Take SJ Berwin. Popularly supposed to be a highly individualistic, tetchy bunch, it is also popularly supposed to be held together by the urbane senior partner David Harrel. There’s a certain amount of truth to this, although the perception is increasingly out of date. The firm says that the review was occasioned by its European expansion. But the fact that the succession issue has dogged the partnership for the last few years was surely a major factor in the review. That issue even prompted unfounded rumours among assistants that Harrel was on the verge of leaving. The new structure miraculously enables Ralph Cohen to find his feet by essentially shadowing Harrel for the next few years.
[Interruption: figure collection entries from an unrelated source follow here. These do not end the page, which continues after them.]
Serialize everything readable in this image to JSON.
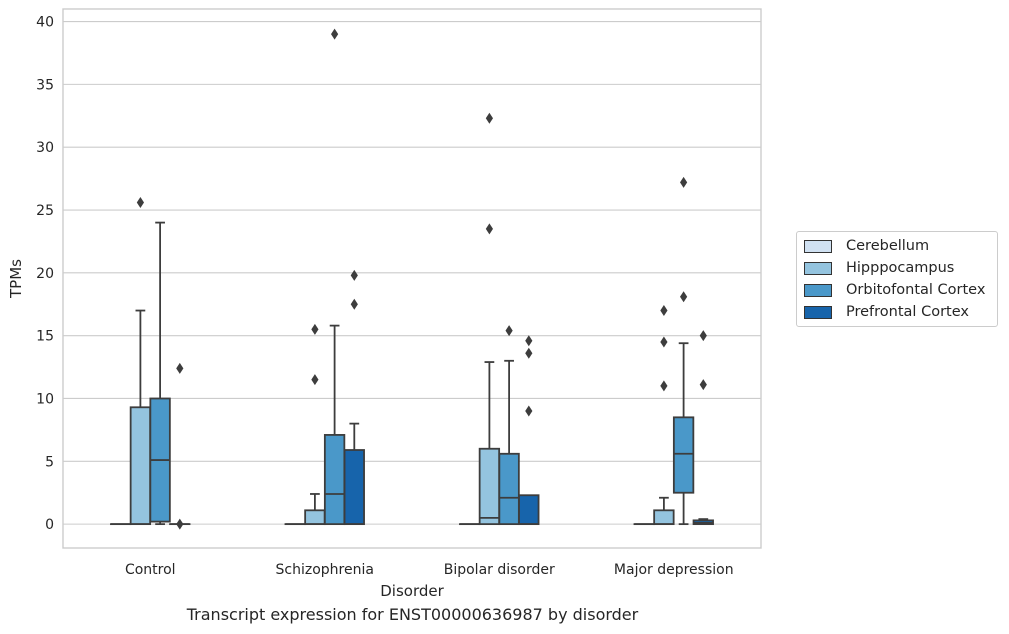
{
  "chart_data": {
    "type": "box",
    "title": "",
    "caption": "Transcript expression for ENST00000636987 by disorder",
    "xlabel": "Disorder",
    "ylabel": "TPMs",
    "ylim": [
      -1.9,
      41
    ],
    "yticks": [
      0,
      5,
      10,
      15,
      20,
      25,
      30,
      35,
      40
    ],
    "grid": "horizontal",
    "legend_position": "right",
    "categories": [
      "Control",
      "Schizophrenia",
      "Bipolar disorder",
      "Major depression"
    ],
    "series": [
      {
        "name": "Cerebellum",
        "color": "#d0e1f2",
        "boxes": [
          {
            "q1": 0,
            "median": 0,
            "q3": 0,
            "whisker_low": 0,
            "whisker_high": 0,
            "outliers": []
          },
          {
            "q1": 0,
            "median": 0,
            "q3": 0,
            "whisker_low": 0,
            "whisker_high": 0,
            "outliers": []
          },
          {
            "q1": 0,
            "median": 0,
            "q3": 0,
            "whisker_low": 0,
            "whisker_high": 0,
            "outliers": []
          },
          {
            "q1": 0,
            "median": 0,
            "q3": 0,
            "whisker_low": 0,
            "whisker_high": 0,
            "outliers": []
          }
        ]
      },
      {
        "name": "Hipppocampus",
        "color": "#94c4df",
        "boxes": [
          {
            "q1": 0,
            "median": 0,
            "q3": 9.3,
            "whisker_low": 0,
            "whisker_high": 17.0,
            "outliers": [
              25.6
            ]
          },
          {
            "q1": 0,
            "median": 0,
            "q3": 1.1,
            "whisker_low": 0,
            "whisker_high": 2.4,
            "outliers": [
              15.5,
              11.5
            ]
          },
          {
            "q1": 0,
            "median": 0.5,
            "q3": 6.0,
            "whisker_low": 0,
            "whisker_high": 12.9,
            "outliers": [
              32.3,
              23.5
            ]
          },
          {
            "q1": 0,
            "median": 0,
            "q3": 1.1,
            "whisker_low": 0,
            "whisker_high": 2.1,
            "outliers": [
              17.0,
              14.5,
              11.0
            ]
          }
        ]
      },
      {
        "name": "Orbitofontal Cortex",
        "color": "#4a98c9",
        "boxes": [
          {
            "q1": 0.2,
            "median": 5.1,
            "q3": 10.0,
            "whisker_low": 0,
            "whisker_high": 24.0,
            "outliers": []
          },
          {
            "q1": 0,
            "median": 2.4,
            "q3": 7.1,
            "whisker_low": 0,
            "whisker_high": 15.8,
            "outliers": [
              39.0
            ]
          },
          {
            "q1": 0,
            "median": 2.1,
            "q3": 5.6,
            "whisker_low": 0,
            "whisker_high": 13.0,
            "outliers": [
              15.4
            ]
          },
          {
            "q1": 2.5,
            "median": 5.6,
            "q3": 8.5,
            "whisker_low": 0,
            "whisker_high": 14.4,
            "outliers": [
              27.2,
              18.1
            ]
          }
        ]
      },
      {
        "name": "Prefrontal Cortex",
        "color": "#1764ab",
        "boxes": [
          {
            "q1": 0,
            "median": 0,
            "q3": 0,
            "whisker_low": 0,
            "whisker_high": 0,
            "outliers": [
              12.4,
              0
            ]
          },
          {
            "q1": 0,
            "median": 0,
            "q3": 5.9,
            "whisker_low": 0,
            "whisker_high": 8.0,
            "outliers": [
              19.8,
              17.5
            ]
          },
          {
            "q1": 0,
            "median": 0,
            "q3": 2.3,
            "whisker_low": 0,
            "whisker_high": 2.3,
            "outliers": [
              14.6,
              13.6,
              9.0
            ]
          },
          {
            "q1": 0,
            "median": 0.1,
            "q3": 0.3,
            "whisker_low": 0,
            "whisker_high": 0.4,
            "outliers": [
              15.0,
              11.1
            ]
          }
        ]
      }
    ]
  }
}
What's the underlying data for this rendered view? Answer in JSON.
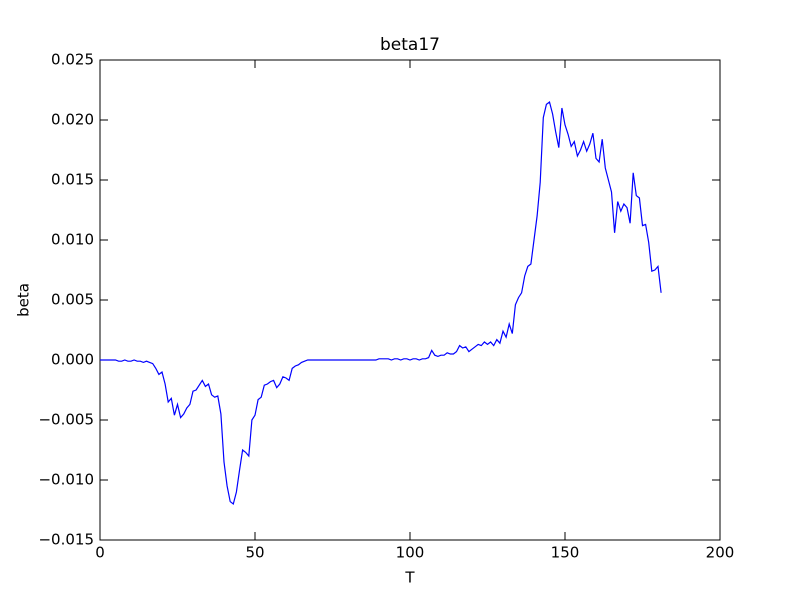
{
  "chart_data": {
    "type": "line",
    "title": "beta17",
    "xlabel": "T",
    "ylabel": "beta",
    "color": "#0000ff",
    "x": [
      0,
      1,
      2,
      3,
      4,
      5,
      6,
      7,
      8,
      9,
      10,
      11,
      12,
      13,
      14,
      15,
      16,
      17,
      18,
      19,
      20,
      21,
      22,
      23,
      24,
      25,
      26,
      27,
      28,
      29,
      30,
      31,
      32,
      33,
      34,
      35,
      36,
      37,
      38,
      39,
      40,
      41,
      42,
      43,
      44,
      45,
      46,
      47,
      48,
      49,
      50,
      51,
      52,
      53,
      54,
      55,
      56,
      57,
      58,
      59,
      60,
      61,
      62,
      63,
      64,
      65,
      66,
      67,
      68,
      69,
      70,
      71,
      72,
      73,
      74,
      75,
      76,
      77,
      78,
      79,
      80,
      81,
      82,
      83,
      84,
      85,
      86,
      87,
      88,
      89,
      90,
      91,
      92,
      93,
      94,
      95,
      96,
      97,
      98,
      99,
      100,
      101,
      102,
      103,
      104,
      105,
      106,
      107,
      108,
      109,
      110,
      111,
      112,
      113,
      114,
      115,
      116,
      117,
      118,
      119,
      120,
      121,
      122,
      123,
      124,
      125,
      126,
      127,
      128,
      129,
      130,
      131,
      132,
      133,
      134,
      135,
      136,
      137,
      138,
      139,
      140,
      141,
      142,
      143,
      144,
      145,
      146,
      147,
      148,
      149,
      150,
      151,
      152,
      153,
      154,
      155,
      156,
      157,
      158,
      159,
      160,
      161,
      162,
      163,
      164,
      165,
      166,
      167,
      168,
      169,
      170,
      171,
      172,
      173,
      174,
      175,
      176,
      177,
      178,
      179,
      180,
      181
    ],
    "values": [
      0,
      0,
      0,
      0,
      0,
      0,
      -0.0001,
      -0.0001,
      0,
      -0.0001,
      -0.0001,
      0,
      -0.0001,
      -0.0001,
      -0.0002,
      -0.0001,
      -0.0002,
      -0.0003,
      -0.0007,
      -0.0012,
      -0.001,
      -0.002,
      -0.0035,
      -0.0032,
      -0.0046,
      -0.0037,
      -0.0048,
      -0.0045,
      -0.004,
      -0.0037,
      -0.0026,
      -0.0025,
      -0.0021,
      -0.0017,
      -0.0022,
      -0.002,
      -0.0029,
      -0.0031,
      -0.003,
      -0.0045,
      -0.0085,
      -0.0105,
      -0.0118,
      -0.012,
      -0.011,
      -0.0092,
      -0.0075,
      -0.0077,
      -0.008,
      -0.005,
      -0.0046,
      -0.0033,
      -0.0031,
      -0.0021,
      -0.002,
      -0.0018,
      -0.0017,
      -0.0023,
      -0.002,
      -0.0014,
      -0.0015,
      -0.0017,
      -0.0007,
      -0.0005,
      -0.0004,
      -0.0002,
      -0.0001,
      0,
      0,
      0,
      0,
      0,
      0,
      0,
      0,
      0,
      0,
      0,
      0,
      0,
      0,
      0,
      0,
      0,
      0,
      0,
      0,
      0,
      0,
      0,
      0.0001,
      0.0001,
      0.0001,
      0.0001,
      0,
      0.0001,
      0.0001,
      0,
      0.0001,
      0.0001,
      0,
      0.0001,
      0.0001,
      0,
      0.0001,
      0.0001,
      0.0002,
      0.0008,
      0.0004,
      0.0003,
      0.0004,
      0.0004,
      0.0006,
      0.0005,
      0.0005,
      0.0007,
      0.0012,
      0.001,
      0.0011,
      0.0007,
      0.0009,
      0.0011,
      0.0013,
      0.0012,
      0.0015,
      0.0013,
      0.0015,
      0.0012,
      0.0017,
      0.0014,
      0.0024,
      0.0019,
      0.003,
      0.0022,
      0.0046,
      0.0052,
      0.0056,
      0.007,
      0.0078,
      0.008,
      0.01,
      0.012,
      0.0148,
      0.0202,
      0.0213,
      0.0215,
      0.0205,
      0.019,
      0.0177,
      0.021,
      0.0196,
      0.0188,
      0.0178,
      0.0182,
      0.017,
      0.0175,
      0.0182,
      0.0174,
      0.018,
      0.0189,
      0.0168,
      0.0165,
      0.0184,
      0.016,
      0.015,
      0.014,
      0.0106,
      0.0132,
      0.0124,
      0.013,
      0.0127,
      0.0114,
      0.0156,
      0.0137,
      0.0135,
      0.0112,
      0.0113,
      0.0098,
      0.0074,
      0.0075,
      0.0078,
      0.0056
    ],
    "xlim": [
      0,
      200
    ],
    "xticks": [
      0,
      50,
      100,
      150,
      200
    ],
    "ylim": [
      -0.015,
      0.025
    ],
    "yticks": [
      {
        "value": -0.015,
        "label": "−0.015"
      },
      {
        "value": -0.01,
        "label": "−0.010"
      },
      {
        "value": -0.005,
        "label": "−0.005"
      },
      {
        "value": 0,
        "label": "0.000"
      },
      0.005,
      {
        "value": 0.01,
        "label": "0.010"
      },
      0.015,
      {
        "value": 0.02,
        "label": "0.020"
      },
      0.025
    ]
  }
}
Linklaters’ review of governance was designed to reflect the firm’s global practice. Yet, as Julia Cahill points out (see page 2), London has maintained a stranglehold on the management of the firm. Linklaters will argue that different regions have their own representation. But lo! One of the two German representatives is Ulrich Wolff, one of Oppenhoff & Rädler’s rising stars. And he’s spent the last two years in – you guessed it – London.
Over at Clifford Chance, the announcement of the results of the corporate governance review has been delayed by a few more weeks. Why? Well, Peter “give the partnership back to the partners” Cornell is embroiled in sorting out the Italian rebellion, but it’s probably more to do with the fact that the review – ironically – impacts entirely on his own role as CEO, a role he formally takes up this month. Yet despite the fuss at the time of the CEO election, it’s hard to find a CC partner who now cares much about the issue; it seems all those focus groups have lanced the boil. And since Cornell may end up being more of a disciplinarian than anyone might have imagined, that will make his job a whole lot easier.